Gratuité des transports publics, une fausse bonne idée ?

Au tout début, beaucoup étaient convaincu qu’en rendant les transports publics gratuits, cela apporterait de nombreux avantages. Mais, depuis l’adoption de cette gratuite des transports en commun, le bilan n’est pas comme on l’espérait. Premièrement, les 29 villes françaises qui ont pu bénéficier de cette politique sont de taille moyenne, loin des grandes agglomérations qui en ont réellement besoin. Sur les 29, 14 ont moins de 15 000 habitants. Elles ne sont que trois à dépasser les 100 000 personnes : Aubagne (105 000), Niort (120 000) et Dunkerque (198 000).

Toutefois, il faut savoir que le résultat obtenu au cours de ces dernières années est plutôt intéressant. En effet, avant la mise en place de la gratuité du transport public à Niort, 25% des bus circulaient en ville avec moins de cinq personnes à son bord. Une fois la gratuité mise en place, le nombre de personnes qui utilisent le bus pour se déplacer avait augmenté de 26%. Cela est aussi le cas à Dunkerque qui avait enregistré une hausse de 65% pendant la semaine et de 125% pendant les week-ends.

Quel est l’impact de cette politique sur l’écologie ?

La mise en place des transports publics gratuits n’a pas eu d’impact consécutif sur les automobilistes puisque ceux sont les anciens piétons et les anciens cyclistes qui ont adopté ce mode de transport. En effet, les études ont montré que seuls 1 % à 2 % des conducteurs de voitures ont décidé de prendre le transport en commun gratuit au lieu de prendre le volant. Cela s’explique par le fait que les transports publics restent inaccessibles aux usagers même en étant gratuits. Ce qui fait que même en rendant gratuit ce type de transport, il a très peu ou pas d’impact sur la réduction du gaz à effet de serre. En Ile-de-France, la gratuité des transports publics avait permis de réduire le trafic automobile de 2 %. Mais, entre temps, le réseau RATP avait enregistré une hausse de 10 %. Il faut reconnaître que dans certaines collectivités, la gratuité des transports publics passe très bien ; pour les grandes agglomérations, cela constitue un autre sujet.
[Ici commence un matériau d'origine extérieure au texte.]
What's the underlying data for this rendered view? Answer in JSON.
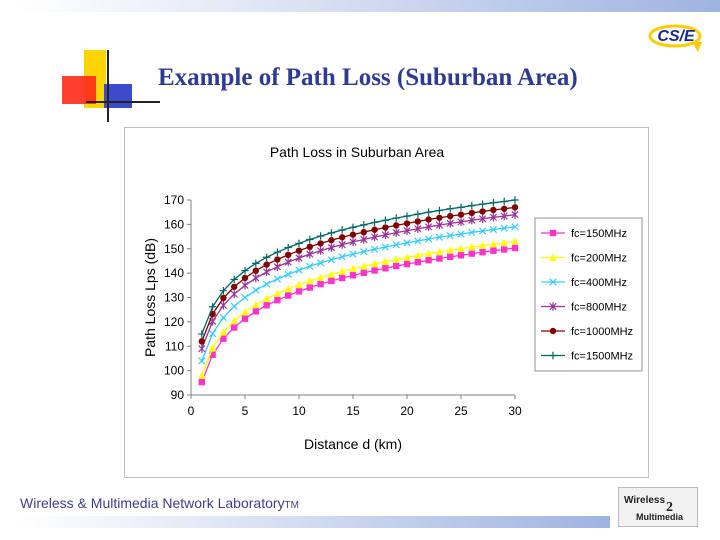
{
  "slide": {
    "title": "Example of Path Loss (Suburban Area)",
    "footer": "Wireless & Multimedia Network Laboratory",
    "footer_tm": "TM",
    "logo_text": "CS/E",
    "lab_logo_line1": "Wireless",
    "lab_logo_line2": "Multimedia",
    "accent_color": "#2f3b93"
  },
  "chart_data": {
    "type": "line",
    "title": "Path Loss in Suburban Area",
    "xlabel": "Distance d (km)",
    "ylabel": "Path Loss Lps (dB)",
    "xlim": [
      0,
      30
    ],
    "ylim": [
      90,
      170
    ],
    "x_ticks": [
      "0",
      "5",
      "10",
      "15",
      "20",
      "25",
      "30"
    ],
    "y_ticks": [
      "90",
      "100",
      "110",
      "120",
      "130",
      "140",
      "150",
      "160",
      "170"
    ],
    "legend_position": "right",
    "grid": false,
    "x": [
      1,
      2,
      3,
      4,
      5,
      6,
      7,
      8,
      9,
      10,
      11,
      12,
      13,
      14,
      15,
      16,
      17,
      18,
      19,
      20,
      21,
      22,
      23,
      24,
      25,
      26,
      27,
      28,
      29,
      30
    ],
    "series": [
      {
        "name": "fc=150MHz",
        "color": "#ff33cc",
        "marker": "square",
        "values": [
          95.3,
          106.5,
          113.1,
          117.7,
          121.3,
          124.3,
          126.8,
          128.9,
          130.8,
          132.5,
          134.1,
          135.5,
          136.8,
          138.0,
          139.1,
          140.1,
          141.1,
          142.0,
          142.9,
          143.7,
          144.5,
          145.3,
          146.0,
          146.7,
          147.3,
          148.0,
          148.6,
          149.2,
          149.7,
          150.3
        ]
      },
      {
        "name": "fc=200MHz",
        "color": "#ffff00",
        "marker": "triangle",
        "values": [
          98.0,
          109.2,
          115.8,
          120.4,
          124.0,
          127.0,
          129.5,
          131.6,
          133.5,
          135.2,
          136.8,
          138.2,
          139.5,
          140.7,
          141.8,
          142.8,
          143.8,
          144.7,
          145.6,
          146.4,
          147.2,
          148.0,
          148.7,
          149.4,
          150.0,
          150.7,
          151.3,
          151.9,
          152.4,
          153.0
        ]
      },
      {
        "name": "fc=400MHz",
        "color": "#33ccff",
        "marker": "x",
        "values": [
          104.0,
          115.2,
          121.8,
          126.4,
          130.0,
          133.0,
          135.5,
          137.6,
          139.5,
          141.2,
          142.8,
          144.2,
          145.5,
          146.7,
          147.8,
          148.8,
          149.8,
          150.7,
          151.6,
          152.4,
          153.2,
          154.0,
          154.7,
          155.4,
          156.0,
          156.7,
          157.3,
          157.9,
          158.4,
          159.0
        ]
      },
      {
        "name": "fc=800MHz",
        "color": "#993399",
        "marker": "star",
        "values": [
          109.0,
          120.2,
          126.8,
          131.4,
          135.0,
          138.0,
          140.5,
          142.6,
          144.5,
          146.2,
          147.8,
          149.2,
          150.5,
          151.7,
          152.8,
          153.8,
          154.8,
          155.7,
          156.6,
          157.4,
          158.2,
          159.0,
          159.7,
          160.4,
          161.0,
          161.7,
          162.3,
          162.9,
          163.4,
          164.0
        ]
      },
      {
        "name": "fc=1000MHz",
        "color": "#800000",
        "marker": "circle",
        "values": [
          112.0,
          123.2,
          129.8,
          134.4,
          138.0,
          141.0,
          143.5,
          145.6,
          147.5,
          149.2,
          150.8,
          152.2,
          153.5,
          154.7,
          155.8,
          156.8,
          157.8,
          158.7,
          159.6,
          160.4,
          161.2,
          162.0,
          162.7,
          163.4,
          164.0,
          164.7,
          165.3,
          165.9,
          166.4,
          167.0
        ]
      },
      {
        "name": "fc=1500MHz",
        "color": "#006666",
        "marker": "plus",
        "values": [
          115.0,
          126.2,
          132.8,
          137.4,
          141.0,
          144.0,
          146.5,
          148.6,
          150.5,
          152.2,
          153.8,
          155.2,
          156.5,
          157.7,
          158.8,
          159.8,
          160.8,
          161.7,
          162.6,
          163.4,
          164.2,
          165.0,
          165.7,
          166.4,
          167.0,
          167.7,
          168.3,
          168.9,
          169.4,
          170.0
        ]
      }
    ]
  }
}
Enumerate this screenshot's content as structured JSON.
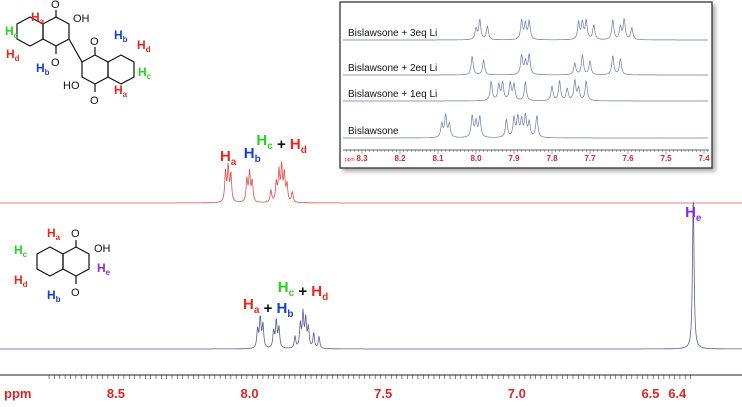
{
  "chart_data": [
    {
      "type": "line",
      "description_role": "upper trace",
      "series": [
        {
          "name": "",
          "color": "#d9534f"
        }
      ],
      "peaks_ppm": [
        8.09,
        8.08,
        8.07,
        8.01,
        8.0,
        7.99,
        7.92,
        7.9,
        7.89,
        7.88,
        7.87,
        7.86,
        7.84
      ],
      "peak_labels": [
        {
          "ppm": 8.08,
          "parts": [
            {
              "t": "H",
              "sub": "a",
              "color": "#e8281f"
            }
          ]
        },
        {
          "ppm": 7.99,
          "parts": [
            {
              "t": "H",
              "sub": "b",
              "color": "#1b3fd0"
            }
          ]
        },
        {
          "ppm": 7.88,
          "parts": [
            {
              "t": "H",
              "sub": "c",
              "color": "#27d11e"
            },
            {
              "t": " + ",
              "color": "#111111"
            },
            {
              "t": "H",
              "sub": "d",
              "color": "#e8281f"
            }
          ]
        }
      ]
    },
    {
      "type": "line",
      "description_role": "lower trace",
      "series": [
        {
          "name": "",
          "color": "#5a5f9a"
        }
      ],
      "peaks_ppm": [
        7.97,
        7.96,
        7.95,
        7.91,
        7.9,
        7.89,
        7.83,
        7.81,
        7.8,
        7.79,
        7.78,
        7.76,
        7.74,
        6.34
      ],
      "peak_labels": [
        {
          "ppm": 7.93,
          "parts": [
            {
              "t": "H",
              "sub": "a",
              "color": "#e8281f"
            },
            {
              "t": " + ",
              "color": "#111111"
            },
            {
              "t": "H",
              "sub": "b",
              "color": "#1b3fd0"
            }
          ]
        },
        {
          "ppm": 7.8,
          "parts": [
            {
              "t": "H",
              "sub": "c",
              "color": "#27d11e"
            },
            {
              "t": " + ",
              "color": "#111111"
            },
            {
              "t": "H",
              "sub": "d",
              "color": "#e8281f"
            }
          ]
        },
        {
          "ppm": 6.34,
          "parts": [
            {
              "t": "H",
              "sub": "e",
              "color": "#8a2be2"
            }
          ]
        }
      ]
    },
    {
      "type": "line",
      "role": "main-axis",
      "xlabel": "ppm",
      "xlim": [
        8.75,
        6.35
      ],
      "x_ticks": [
        "8.5",
        "8.0",
        "7.5",
        "7.0",
        "6.5",
        "6.4"
      ],
      "tick_color": "#d9262c"
    },
    {
      "type": "line",
      "role": "inset",
      "xlabel": "ppm",
      "xlim": [
        8.38,
        7.3
      ],
      "x_ticks": [
        "8.3",
        "8.2",
        "8.1",
        "8.0",
        "7.9",
        "7.8",
        "7.7",
        "7.6",
        "7.5",
        "7.4"
      ],
      "series": [
        {
          "name": "Bislawsone + 3eq Li",
          "color": "#6a7bb0",
          "peaks_ppm": [
            8.0,
            7.99,
            7.97,
            7.88,
            7.87,
            7.86,
            7.73,
            7.72,
            7.71,
            7.69,
            7.64,
            7.62,
            7.61,
            7.59
          ]
        },
        {
          "name": "Bislawsone + 2eq Li",
          "color": "#6a7bb0",
          "peaks_ppm": [
            8.01,
            7.98,
            7.88,
            7.87,
            7.86,
            7.74,
            7.72,
            7.7,
            7.64,
            7.62
          ]
        },
        {
          "name": "Bislawsone + 1eq Li",
          "color": "#6a7bb0",
          "peaks_ppm": [
            7.96,
            7.94,
            7.93,
            7.91,
            7.9,
            7.87,
            7.8,
            7.78,
            7.76,
            7.74,
            7.73,
            7.71
          ]
        },
        {
          "name": "Bislawsone",
          "color": "#6a7bb0",
          "peaks_ppm": [
            8.09,
            8.08,
            8.07,
            8.01,
            8.0,
            7.99,
            7.92,
            7.9,
            7.89,
            7.88,
            7.87,
            7.86,
            7.84
          ]
        }
      ]
    }
  ],
  "structures": {
    "bis": {
      "labels": {
        "ha": "H",
        "hb": "H",
        "hc": "H",
        "hd": "H",
        "ha2": "H",
        "hb2": "H",
        "hc2": "H",
        "hd2": "H"
      },
      "subs": {
        "a": "a",
        "b": "b",
        "c": "c",
        "d": "d"
      },
      "oh": "OH",
      "ho": "HO",
      "o": "O"
    },
    "mono": {
      "labels": {
        "ha": "H",
        "hb": "H",
        "hc": "H",
        "hd": "H",
        "he": "H"
      },
      "subs": {
        "a": "a",
        "b": "b",
        "c": "c",
        "d": "d",
        "e": "e"
      },
      "oh": "OH",
      "o": "O"
    }
  }
}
Gratuité des transports publics, lorsque c’est le contribuable qui trinque !

Selon toujours le Sénat, la population ne veut pas de transports gratuits mais des offres de service qui augmentent et qui s’améliorent. Et c’est ce que martèle la Fédération des usagers des transports (FNAUT). Elle ne demande pas la gratuité, mais le contraire. Il faut savoir que depuis plusieurs années déjà, l’application des tarifs sociaux au niveau des transports publics existe bel et bien, et cela se traduit par la gratuité partielle. En effet, les enfants de moins de 11 ans ne paient pas de tickets en empruntant les transports publics, si pour les collégiens et les lycéens, les tickets sont à moitié prix.

Introduire la gratuité des transports publics dans une campagne électorale vise à engendrer le populisme, d’autant plus que la gratuité n’existe pas comme l’affirme un élu. Lorsque ce n’est pas l’usager qui paye, cet argent sortira de la poche du contribuable. Cela peut fonctionner sur un réseau plus petit, mais lorsque le réseau se densifie, la situation est toute autre. Prenons le cas de Lille, rendre gratuit les transports publics signifierait priver la commune de 100 millions d’euros de recettes annuelles.